The United States on Thursday urged Russia to treat any American volunteers captured while fighting alongside Ukrainian troops as prisoners of war guaranteed humane treatment.
The State Department also said that a third American was believed to be missing in Ukraine in addition to two military veterans who were reportedly seized by Russian forces in a pitched battle last week.
"The Russians have certain obligations and members of the Ukrainian armed forces -- including volunteers who may be third-country nationals incorporated into the armed forces -- should be treated as prisoners of war under the Geneva Conventions," State Department spokesman Ned Price told reporters.
Prisoners of war must be "afforded the treatment and protections commensurate with that status, including humane treatment and fundamental process and fair-trial guarantees," he said.
Families and members of Congress said Wednesday that Alexander Drueke and Andy Huynh, both US military veterans who had been living in Alabama, lost contact with their relatives last week while fighting with Ukrainian forces near the Russian border.

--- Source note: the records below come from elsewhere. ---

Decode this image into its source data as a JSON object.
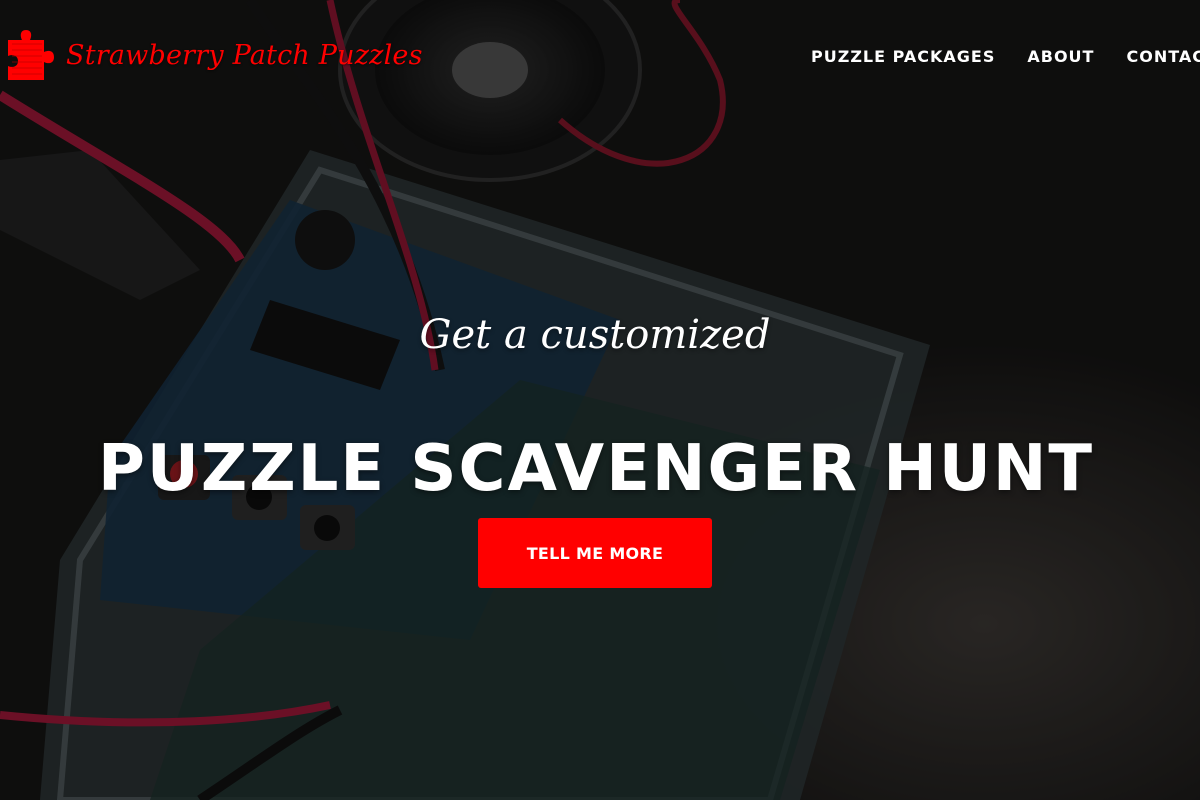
{
  "brand": {
    "name": "Strawberry Patch Puzzles",
    "icon": "puzzle-piece-icon",
    "color": "#ff0000"
  },
  "nav": {
    "items": [
      {
        "label": "PUZZLE PACKAGES"
      },
      {
        "label": "ABOUT"
      },
      {
        "label": "CONTACT"
      }
    ]
  },
  "hero": {
    "lead_in": "Get a customized",
    "heading": "PUZZLE SCAVENGER HUNT",
    "cta_label": "TELL ME MORE",
    "background": "photo-of-arduino-board-with-speaker-and-wires"
  },
  "colors": {
    "accent": "#ff0000",
    "text": "#ffffff"
  }
}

Price said the United States could not confirm details on the pair and also that there were reports of a third US citizen who was said to have gone missing "in recent weeks."
The Geneva Conventions, originating in the 19th century and updated after World War II, define the rights of prisoners of war including barring torture and guaranteeing medical treatment.
Under former president George W Bush, the United States controversially labelled fighters detained in the "war on terror" as enemy combatants rather than prisoners of war, circumventing protections under the Geneva Conventions.
President Joe Biden's administration, while sending billions of dollars worth of weapons and economic aid to Ukraine, argues that the United States is not directly fighting Russia and has discouraged Americans from traveling to the war zone.